Though there has been some form of building on this site from the middle ages what is visible today is the result of work from the 18th century up to the late 20th century as the property passed through a convoluted chain of inheritance. The structure of the garden dates from 1728 when Sir Walter Calverley Blackett inherited the house and estate. He developed it in the contemporary style which was evolving into what became known as the landscape movement.

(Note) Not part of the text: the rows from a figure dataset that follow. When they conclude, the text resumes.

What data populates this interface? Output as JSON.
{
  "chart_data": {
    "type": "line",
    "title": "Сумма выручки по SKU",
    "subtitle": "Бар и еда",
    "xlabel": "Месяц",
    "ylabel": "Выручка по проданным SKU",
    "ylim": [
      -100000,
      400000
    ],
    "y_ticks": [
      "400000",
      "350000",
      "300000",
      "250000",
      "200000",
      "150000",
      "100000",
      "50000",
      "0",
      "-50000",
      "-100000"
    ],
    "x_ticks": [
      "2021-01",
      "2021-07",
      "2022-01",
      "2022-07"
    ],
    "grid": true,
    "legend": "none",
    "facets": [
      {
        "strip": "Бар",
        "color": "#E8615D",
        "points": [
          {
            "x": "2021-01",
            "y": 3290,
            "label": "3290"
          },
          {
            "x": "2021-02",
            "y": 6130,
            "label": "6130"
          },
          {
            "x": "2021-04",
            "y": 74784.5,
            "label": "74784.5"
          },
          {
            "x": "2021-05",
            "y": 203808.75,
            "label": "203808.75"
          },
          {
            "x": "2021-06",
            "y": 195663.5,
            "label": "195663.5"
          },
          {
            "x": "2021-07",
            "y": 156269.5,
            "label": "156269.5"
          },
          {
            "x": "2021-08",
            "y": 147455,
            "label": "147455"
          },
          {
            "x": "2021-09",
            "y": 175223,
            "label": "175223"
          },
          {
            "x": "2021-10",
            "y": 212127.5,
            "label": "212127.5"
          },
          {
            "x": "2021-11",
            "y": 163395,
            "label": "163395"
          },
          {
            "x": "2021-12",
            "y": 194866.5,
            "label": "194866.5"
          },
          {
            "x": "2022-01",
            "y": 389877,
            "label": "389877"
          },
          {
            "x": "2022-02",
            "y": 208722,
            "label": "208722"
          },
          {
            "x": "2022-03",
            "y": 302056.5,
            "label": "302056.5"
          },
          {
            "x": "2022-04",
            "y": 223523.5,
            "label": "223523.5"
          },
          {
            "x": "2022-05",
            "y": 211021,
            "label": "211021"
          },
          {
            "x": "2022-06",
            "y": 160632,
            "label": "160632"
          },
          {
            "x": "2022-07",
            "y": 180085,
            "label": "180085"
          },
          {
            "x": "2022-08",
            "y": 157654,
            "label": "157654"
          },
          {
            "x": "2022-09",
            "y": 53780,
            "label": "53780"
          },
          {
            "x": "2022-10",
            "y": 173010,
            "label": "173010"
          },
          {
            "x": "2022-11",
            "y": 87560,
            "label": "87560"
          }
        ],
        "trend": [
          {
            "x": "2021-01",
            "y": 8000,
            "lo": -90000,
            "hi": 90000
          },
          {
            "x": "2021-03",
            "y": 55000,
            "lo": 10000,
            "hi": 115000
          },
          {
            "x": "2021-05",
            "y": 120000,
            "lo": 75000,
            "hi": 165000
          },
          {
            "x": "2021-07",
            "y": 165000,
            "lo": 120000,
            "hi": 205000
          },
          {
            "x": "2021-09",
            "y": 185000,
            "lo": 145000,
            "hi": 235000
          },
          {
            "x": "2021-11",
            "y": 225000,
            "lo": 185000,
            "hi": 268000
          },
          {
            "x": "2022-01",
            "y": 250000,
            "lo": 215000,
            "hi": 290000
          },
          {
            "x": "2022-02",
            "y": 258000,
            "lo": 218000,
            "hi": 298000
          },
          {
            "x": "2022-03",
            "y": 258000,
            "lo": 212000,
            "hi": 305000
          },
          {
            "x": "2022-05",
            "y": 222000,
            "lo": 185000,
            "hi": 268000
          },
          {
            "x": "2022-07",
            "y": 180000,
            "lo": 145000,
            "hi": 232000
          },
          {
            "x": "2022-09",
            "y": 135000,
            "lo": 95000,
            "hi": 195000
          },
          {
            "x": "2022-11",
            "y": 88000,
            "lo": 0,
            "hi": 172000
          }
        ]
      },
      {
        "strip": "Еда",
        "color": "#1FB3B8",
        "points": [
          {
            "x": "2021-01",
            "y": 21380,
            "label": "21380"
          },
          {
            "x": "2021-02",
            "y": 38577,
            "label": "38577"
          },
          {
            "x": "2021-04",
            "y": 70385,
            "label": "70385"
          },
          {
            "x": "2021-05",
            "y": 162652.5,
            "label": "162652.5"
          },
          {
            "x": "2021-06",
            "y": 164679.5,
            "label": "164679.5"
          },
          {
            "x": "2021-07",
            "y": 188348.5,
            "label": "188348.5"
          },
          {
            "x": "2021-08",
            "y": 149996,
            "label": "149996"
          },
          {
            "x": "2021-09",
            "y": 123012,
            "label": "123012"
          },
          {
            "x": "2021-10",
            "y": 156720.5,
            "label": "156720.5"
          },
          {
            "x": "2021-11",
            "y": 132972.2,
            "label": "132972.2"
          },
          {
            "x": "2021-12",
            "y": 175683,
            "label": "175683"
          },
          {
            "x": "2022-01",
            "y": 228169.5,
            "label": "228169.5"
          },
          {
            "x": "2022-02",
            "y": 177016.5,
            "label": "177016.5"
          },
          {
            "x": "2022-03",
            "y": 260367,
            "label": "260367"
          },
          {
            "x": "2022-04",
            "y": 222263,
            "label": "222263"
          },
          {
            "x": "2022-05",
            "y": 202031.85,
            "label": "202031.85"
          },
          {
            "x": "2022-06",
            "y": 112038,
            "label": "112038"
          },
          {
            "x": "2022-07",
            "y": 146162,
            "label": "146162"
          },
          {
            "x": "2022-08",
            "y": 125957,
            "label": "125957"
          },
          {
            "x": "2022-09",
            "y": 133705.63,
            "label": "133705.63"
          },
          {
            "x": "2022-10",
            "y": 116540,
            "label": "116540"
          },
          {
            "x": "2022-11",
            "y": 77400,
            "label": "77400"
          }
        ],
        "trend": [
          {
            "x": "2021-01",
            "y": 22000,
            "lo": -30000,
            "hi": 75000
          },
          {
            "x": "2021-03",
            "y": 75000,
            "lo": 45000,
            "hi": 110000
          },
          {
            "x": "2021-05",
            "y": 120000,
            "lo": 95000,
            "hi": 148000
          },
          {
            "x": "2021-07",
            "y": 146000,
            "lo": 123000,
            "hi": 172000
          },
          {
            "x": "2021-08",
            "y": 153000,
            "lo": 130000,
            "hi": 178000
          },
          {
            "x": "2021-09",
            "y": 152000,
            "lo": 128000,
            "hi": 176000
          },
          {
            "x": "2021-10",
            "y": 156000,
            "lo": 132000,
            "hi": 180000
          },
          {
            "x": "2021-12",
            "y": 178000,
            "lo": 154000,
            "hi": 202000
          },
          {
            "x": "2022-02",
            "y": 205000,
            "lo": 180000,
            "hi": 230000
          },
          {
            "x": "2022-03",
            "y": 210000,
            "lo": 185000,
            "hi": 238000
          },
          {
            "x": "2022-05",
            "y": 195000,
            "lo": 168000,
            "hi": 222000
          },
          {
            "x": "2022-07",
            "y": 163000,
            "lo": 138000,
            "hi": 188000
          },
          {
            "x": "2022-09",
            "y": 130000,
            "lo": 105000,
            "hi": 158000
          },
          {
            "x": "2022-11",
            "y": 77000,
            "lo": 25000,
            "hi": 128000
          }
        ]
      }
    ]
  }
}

The gardens themselves could not be called truly of the landscape style but elements of it are there. The grounds rely largely on grassland and woods with little decorative planting and contain a number of follies and other buildings including a Palladian style bridge but it lacks the bold sweeping statements that the style was to come to represent. The great proponent of that movement, ‘Capability’ Brown, was actually born very nearby but while he may well have been aware of the property there is no know proof that he had any direct involvement it its design.
Over this structure are Victorian influences that have shaped the garden as fashions changed, leaving a garden which has a largely woodland feel to it. If you walk east through the woods, you come to what was the kitchen garden. Originally this was to supply the house with food but on inheriting the property in 1886 Sir George Otto Trevelyan developed it into an ornamental garden which was strongly influenced by the then Arts and Crafts movement. The walled garden fell into disrepair, partly due to the wars, and so it was redesigned in the 1960’s and early 1970’s by Graham Stuart Thomas, working for the national trust, but still in the Arts and Craft style.
The walled garden is what today we would see as the most ornamental part of the garden but it does feel out of keeping with the remainder as it shares very little in terms of style with the remainder of the garden and is stuck on the very east edge of the garden, a good 500 metres from the house as the crow flies.